Friday, May 27, 2011

single, unemployed

hi, i'm cheryl, i'm a student, single and unemployed. so i'm effectively the most unproductive member in society, in biological and financial ways. and i'm in the prime of my youth. the irony.

so ever since exams ended, i have spent my days idling and Idol-ing away. ok lame. and not funny. its been some 24 days since i last stepped out of the exam hall. but i have done nothing. nada. zilch. other watching Secret Garden (which is a great show btw, great spit fire dialouge, clever storyline, very good actors, HYUN BIN :D!) and Running man, eating and eating, i havent achieved anything yet. i have been furiously looking at classifieds and gumtree for jobs but apparently our unemployment rate is really low (not complaining, thank our govt for this), it is hard to find vacancies for temp/part-timers. meh!
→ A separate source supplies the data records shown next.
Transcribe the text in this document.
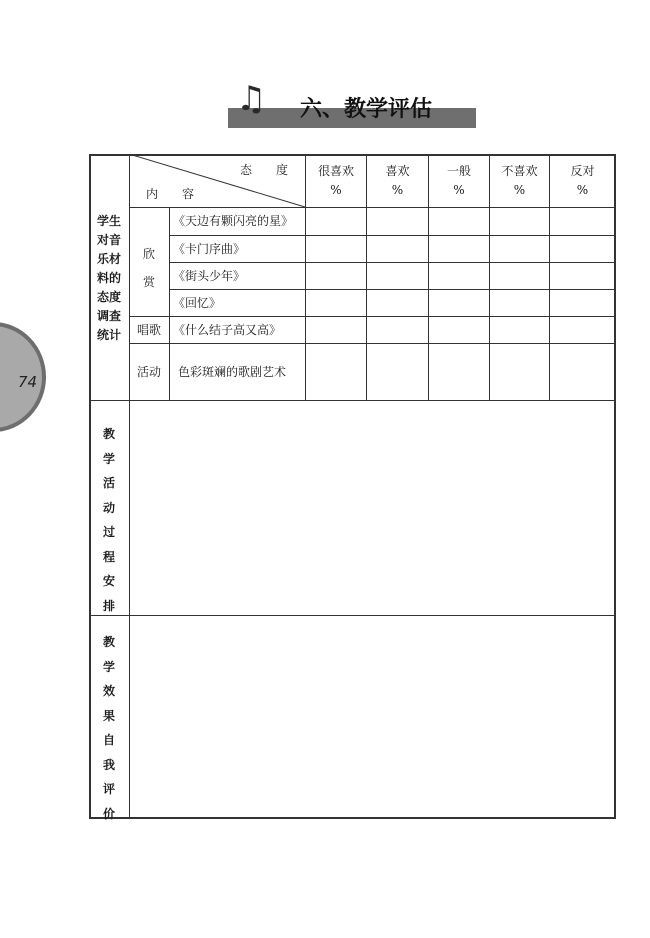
74
♫ 六、教学评估
态　　度
内　　容
很喜欢
%
喜欢
%
一般
%
不喜欢
%
反对
%
学生
对音
乐材
料的
态度
调查
统计
欣
赏
唱歌
活动
《天边有颗闪亮的星》
《卡门序曲》
《街头少年》
《回忆》
《什么结子高又高》
色彩斑斓的歌剧艺术
教
学
活
动
过
程
安
排
教
学
效
果
自
我
评
价
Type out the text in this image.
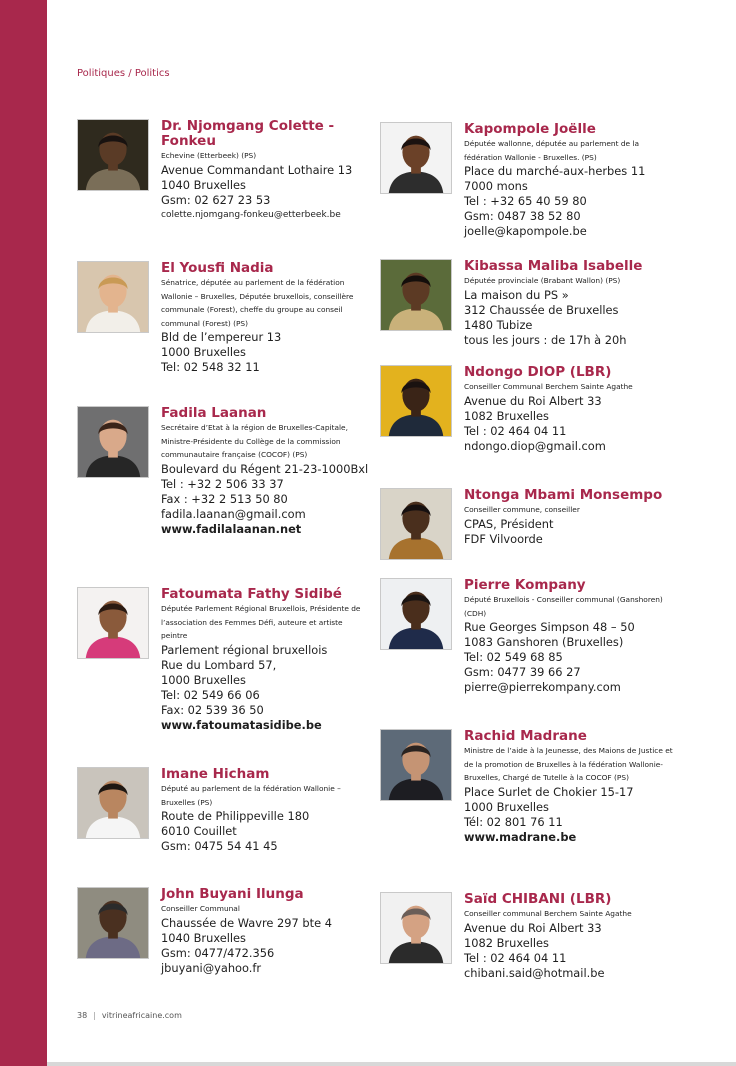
Politiques / Politics
Dr. Njomgang Colette - Fonkeu
Echevine (Etterbeek) (PS)
Avenue Commandant Lothaire 13
1040 Bruxelles
Gsm: 02 627 23 53
colette.njomgang-fonkeu@etterbeek.be
El Yousfi Nadia
Sénatrice, députée au parlement de la fédération Wallonie – Bruxelles, Députée bruxellois, conseillère communale (Forest), cheffe du groupe au conseil communal (Forest) (PS)
Bld de l’empereur 13
1000 Bruxelles
Tel: 02 548 32 11
Fadila Laanan
Secrétaire d’Etat à la région de Bruxelles-Capitale, Ministre-Présidente du Collège de la commission communautaire française (COCOF) (PS)
Boulevard du Régent 21-23-1000Bxl
Tel : +32 2 506 33 37
Fax : +32 2 513 50 80
fadila.laanan@gmail.com
www.fadilalaanan.net
Fatoumata Fathy Sidibé
Députée Parlement Régional Bruxellois, Présidente de l’association des Femmes Défi, auteure et artiste peintre
Parlement régional bruxellois
Rue du Lombard 57,
1000 Bruxelles
Tel: 02 549 66 06
Fax: 02 539 36 50
www.fatoumatasidibe.be
Imane Hicham
Député au parlement de la fédération Wallonie – Bruxelles (PS)
Route de Philippeville 180
6010 Couillet
Gsm: 0475 54 41 45
John Buyani Ilunga
Conseiller Communal
Chaussée de Wavre 297 bte 4
1040 Bruxelles
Gsm: 0477/472.356
jbuyani@yahoo.fr
Kapompole Joëlle
Députée wallonne, députée au parlement de la fédération Wallonie - Bruxelles. (PS)
Place du marché-aux-herbes 11
7000 mons
Tel : +32 65 40 59 80
Gsm: 0487 38 52 80
joelle@kapompole.be
Kibassa Maliba Isabelle
Députée provinciale (Brabant Wallon) (PS)
La maison du PS »
312 Chaussée de Bruxelles
1480 Tubize
tous les jours : de 17h à 20h
Ndongo DIOP (LBR)
Conseiller Communal Berchem Sainte Agathe
Avenue du Roi Albert 33
1082 Bruxelles
Tel : 02 464 04 11
ndongo.diop@gmail.com
Ntonga Mbami Monsempo
Conseiller commune, conseiller
CPAS, Président
FDF Vilvoorde
Pierre Kompany
Député Bruxellois - Conseiller communal (Ganshoren) (CDH)
Rue Georges Simpson 48 – 50
1083 Ganshoren (Bruxelles)
Tel: 02 549 68 85
Gsm: 0477 39 66 27
pierre@pierrekompany.com
Rachid Madrane
Ministre de l’aide à la Jeunesse, des Maions de Justice et de la promotion de Bruxelles à la fédération Wallonie-Bruxelles, Chargé de Tutelle à la COCOF (PS)
Place Surlet de Chokier 15-17
1000 Bruxelles
Tél: 02 801 76 11
www.madrane.be
Saïd CHIBANI (LBR)
Conseiller communal Berchem Sainte Agathe
Avenue du Roi Albert 33
1082 Bruxelles
Tel : 02 464 04 11
chibani.said@hotmail.be
38 | vitrineafricaine.com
so the elections past as well. too lazy to blog extensively about it but suffice to say that changes are really being made. people are now becoming less apathetic about politics, im a good example. but after all the election halabalo, i really hope and pray for wisdom and clarity and foresight for our leaders to make the right decisions, put the right people in the right places, to move singapore forward.

also my bday past, im now in the 'ty' club. i actually do feel abit older. maybe not older, but more more mature definitely. and also more 'adult', damn it. its kinda strange why my generation already feels old when we are supposed to be in the prime of our youth. maybe its the thought having another three-quarter or for me, 4-fifths of our lives to live that tires us. haha. but im not complaining. i cant wait to grow up, like more up, to step into the fullness of what God has prepared for me! excited! :) and also again a BIG THANK YOU for all my friends who celebrated for and with me, really appreciate it. i dont say the 3 most overrated words out loud, i really do love what you guys have added to my life. :) i would be so much lesser of who i am without y'all.
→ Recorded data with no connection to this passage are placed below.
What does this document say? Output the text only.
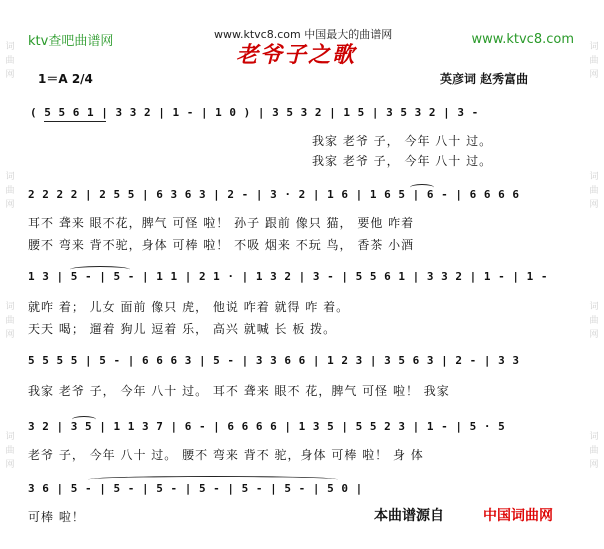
词曲网
词曲网
词曲网
词曲网
词曲网
词曲网
词曲网
词曲网
ktv查吧曲谱网	www.ktvc8.com 中国最大的曲谱网	www.ktvc8.com
老爷子之歌
1＝A 2/4	英彦词 赵秀富曲
( 5 5 6 1 | 3 3 2 | 1 - | 1 0 ) | 3 5 3 2 | 1 5 | 3 5 3 2 | 3 -
我家 老爷 子， 今年 八十 过。
我家 老爷 子， 今年 八十 过。
2 2 2 2 | 2 5 5 | 6 3 6 3 | 2 - | 3 · 2 | 1 6 | 1 6 5 | 6 - | 6 6 6 6
耳不 聋来 眼不花，脾气 可怪 啦！ 孙子 跟前 像只 猫， 要他 咋着
腰不 弯来 背不驼，身体 可棒 啦！ 不吸 烟来 不玩 鸟， 香茶 小酒
1 3 | 5 - | 5 - | 1 1 | 2 1 · | 1 3 2 | 3 - | 5 5 6 1 | 3 3 2 | 1 - | 1 -
就咋 着； 儿女 面前 像只 虎， 他说 咋着 就得 咋 着。
天天 喝； 遛着 狗儿 逗着 乐， 高兴 就喊 长 板 拨。
5 5 5 5 | 5 - | 6 6 6 3 | 5 - | 3 3 6 6 | 1 2 3 | 3 5 6 3 | 2 - | 3 3
我家 老爷 子， 今年 八十 过。 耳不 聋来 眼不 花，脾气 可怪 啦！ 我家
3 2 | 3 5 | 1 1 3 7 | 6 - | 6 6 6 6 | 1 3 5 | 5 5 2 3 | 1 - | 5 · 5
老爷 子， 今年 八十 过。 腰不 弯来 背不 驼，身体 可棒 啦！ 身 体
3 6 | 5 - | 5 - | 5 - | 5 - | 5 - | 5 - | 5 0 |
可棒 啦！	本曲谱源自	中国词曲网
so, whats next? i will be taking korean lessons! with yinmin! yay! i cant wait for it to start. lets hope that i do have a genuine sustained interest in it. i realised that i tend to back away from things once they look hard. :( so many examples but not gonna list them, and am trying not to focus on them. i'm afraid that like many things in my life, my interest in learning korean will fizzle out like a deflated balloon and then i will be back to square one again. but isnt it stupid to be fearful of things that may not even happen? i dunno, spent a significant part of my life worrying about things like that. so im praying that this is a right step forward and one that i would really be interested in for the long run. and hopefully be adequate enough to take it in school too. and i also applied for part time at the rock bookshop with xuan. hopefully they will want me too.
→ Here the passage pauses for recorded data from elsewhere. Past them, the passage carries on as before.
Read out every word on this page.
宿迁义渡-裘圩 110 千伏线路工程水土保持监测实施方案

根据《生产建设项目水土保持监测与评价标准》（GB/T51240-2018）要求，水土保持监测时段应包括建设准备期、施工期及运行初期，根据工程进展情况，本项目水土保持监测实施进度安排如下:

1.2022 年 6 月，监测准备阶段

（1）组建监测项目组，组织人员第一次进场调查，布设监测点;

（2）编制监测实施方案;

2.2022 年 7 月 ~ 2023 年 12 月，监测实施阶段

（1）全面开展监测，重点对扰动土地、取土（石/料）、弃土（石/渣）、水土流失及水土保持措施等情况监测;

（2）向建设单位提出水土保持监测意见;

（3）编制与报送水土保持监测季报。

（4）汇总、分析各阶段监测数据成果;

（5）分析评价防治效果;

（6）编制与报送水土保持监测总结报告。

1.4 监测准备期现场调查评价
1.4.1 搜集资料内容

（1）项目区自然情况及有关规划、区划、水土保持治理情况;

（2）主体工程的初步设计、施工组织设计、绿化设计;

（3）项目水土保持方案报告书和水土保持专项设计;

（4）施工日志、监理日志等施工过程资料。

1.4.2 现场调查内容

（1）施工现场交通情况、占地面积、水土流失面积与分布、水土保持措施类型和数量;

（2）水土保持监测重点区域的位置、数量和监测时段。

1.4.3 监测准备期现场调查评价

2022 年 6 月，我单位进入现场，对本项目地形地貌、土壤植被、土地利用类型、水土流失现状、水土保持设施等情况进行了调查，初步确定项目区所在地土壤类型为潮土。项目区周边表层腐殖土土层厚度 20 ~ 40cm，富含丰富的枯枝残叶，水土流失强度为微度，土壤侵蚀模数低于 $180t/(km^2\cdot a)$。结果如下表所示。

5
and, i seem to have cultivated a strong liking for weddings. i dunno why i'm turning into this sappy, romance-hungry girl. :| anyone knows why? i was hooked, like i couldnt even bear to leave the tv set when channel 5 was broadcasting the Royal Wedding live. i was glued for 7 hours, spell bound, wanting more. haha ok drama, but i was really mesmerised by everything! and then came hei ren and fanfan's wedding. wah, i couldnt stop watching their videos also.i have this ideal picture that my relationship should last about 10 years long too and then we will be married forever.. i think im in love with the idea that despite being in the frivolous fickle entertainment industry, they were together for 10 strong years. and not once did they quarrel for a breakup. i love their childish little bickering, i love their adorable nicknames for each other (ding ding and da bi! so cute!) , i love how they are like second nature to each other, knowing exactly what the other will do in that given situation. i love how they are so different yet so complimentary. i love how despite knowing the good the bad the ugly about each other, despite the uncertain future, they still decided to take the plunge and be committed to each other for the rest of their lives. isnt love so awesome? :') i know, you never know what might happen in the future right? and i have seen so many real life examples, but still i believe that that love will happen to me and to the ones i love.

so, thats all folks. still waiting for that big bang to happen in my life, whatever it is. but looks like there is still no sign of it coming any time soon. so meanwhile, i will enjoy the ride!